The other day I was shuffling through some old papers, things I’d written in a different time, in a time when jobs were plentiful. Wow! How things have changed! Reading what I’d written, I could easily recall the perception of plenty that surrounded me at the time I wrote it. I recalled how permanent that plenty seemed to be. There was little gratitude in what I’d written, though I’d written it as a cautionary tale, as a hint that it might be a good idea, when choosing a profession in which about one-third of one’s waking life would be spent, to choose well. Today, choosing seems a luxury.
Behind the windows
peered my reflection:
a sleepy morning person
running to catch my train,
off to spend my time in
miserable disdain ~
to a place I don’t want to be;
but, I wish it away
in vain, as I find myself
deboarding, then
catching another train.
The tracks click under my seat,
carrying other people like me
to the bus~
the morning people,
most of us:
wondering if it’s worth all of this:
but, still I find myself
deboarding the bus,
minding my head
that tells me: I must.
Perhaps the cautionary notion of choosing a career well remains a valid one.

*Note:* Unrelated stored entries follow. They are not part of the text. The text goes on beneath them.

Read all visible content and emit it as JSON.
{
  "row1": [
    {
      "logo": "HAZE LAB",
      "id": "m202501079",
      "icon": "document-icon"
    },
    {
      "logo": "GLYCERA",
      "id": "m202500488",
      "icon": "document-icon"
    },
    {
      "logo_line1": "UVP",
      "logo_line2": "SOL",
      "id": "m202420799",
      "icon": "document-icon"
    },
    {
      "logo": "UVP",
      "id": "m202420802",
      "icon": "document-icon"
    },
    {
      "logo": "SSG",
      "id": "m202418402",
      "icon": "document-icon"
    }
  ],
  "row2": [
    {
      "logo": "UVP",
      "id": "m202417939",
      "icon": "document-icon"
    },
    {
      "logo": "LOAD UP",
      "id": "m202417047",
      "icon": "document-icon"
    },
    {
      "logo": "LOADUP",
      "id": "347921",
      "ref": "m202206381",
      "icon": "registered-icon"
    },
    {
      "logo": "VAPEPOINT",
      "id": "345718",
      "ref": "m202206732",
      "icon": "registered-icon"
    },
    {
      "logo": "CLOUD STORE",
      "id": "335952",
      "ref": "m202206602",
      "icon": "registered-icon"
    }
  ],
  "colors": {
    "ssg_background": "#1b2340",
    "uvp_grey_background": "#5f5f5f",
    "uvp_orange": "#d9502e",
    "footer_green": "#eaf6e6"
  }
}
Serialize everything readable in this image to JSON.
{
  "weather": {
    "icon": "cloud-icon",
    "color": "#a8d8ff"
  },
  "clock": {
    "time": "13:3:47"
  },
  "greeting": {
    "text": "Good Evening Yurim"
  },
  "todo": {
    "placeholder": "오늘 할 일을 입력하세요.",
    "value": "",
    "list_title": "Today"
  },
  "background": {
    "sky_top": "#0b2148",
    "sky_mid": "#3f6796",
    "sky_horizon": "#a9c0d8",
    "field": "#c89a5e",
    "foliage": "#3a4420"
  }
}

But, I realized how impermanent anything really is, only after going back and pondering the way it once was, the way it once seemed it would always be. It’s a good thing, to reflect back once in a while; it helps give us a clearer perspective on the present. The point is not to remain stuck in the past, but to remind us that we have changed, how we have changed, and what got us to where we are now. Then we can move forward, a bit wiser, and perhaps with a bit more gratitude.
Jobs are not plentiful today. A great many people sit at their dinner tables with their families, more likely eating a meal of green beans and boxed mac and cheese than steak, and maybe skipping breakfast or lunch to save the money. Those people would be happy to have a job, even one they didn’t particularly like. Sometimes being happy with what one is doing, isn’t the point. Sometimes just surviving is the point. And that’s where a good many of us are today. Things have definitely changed.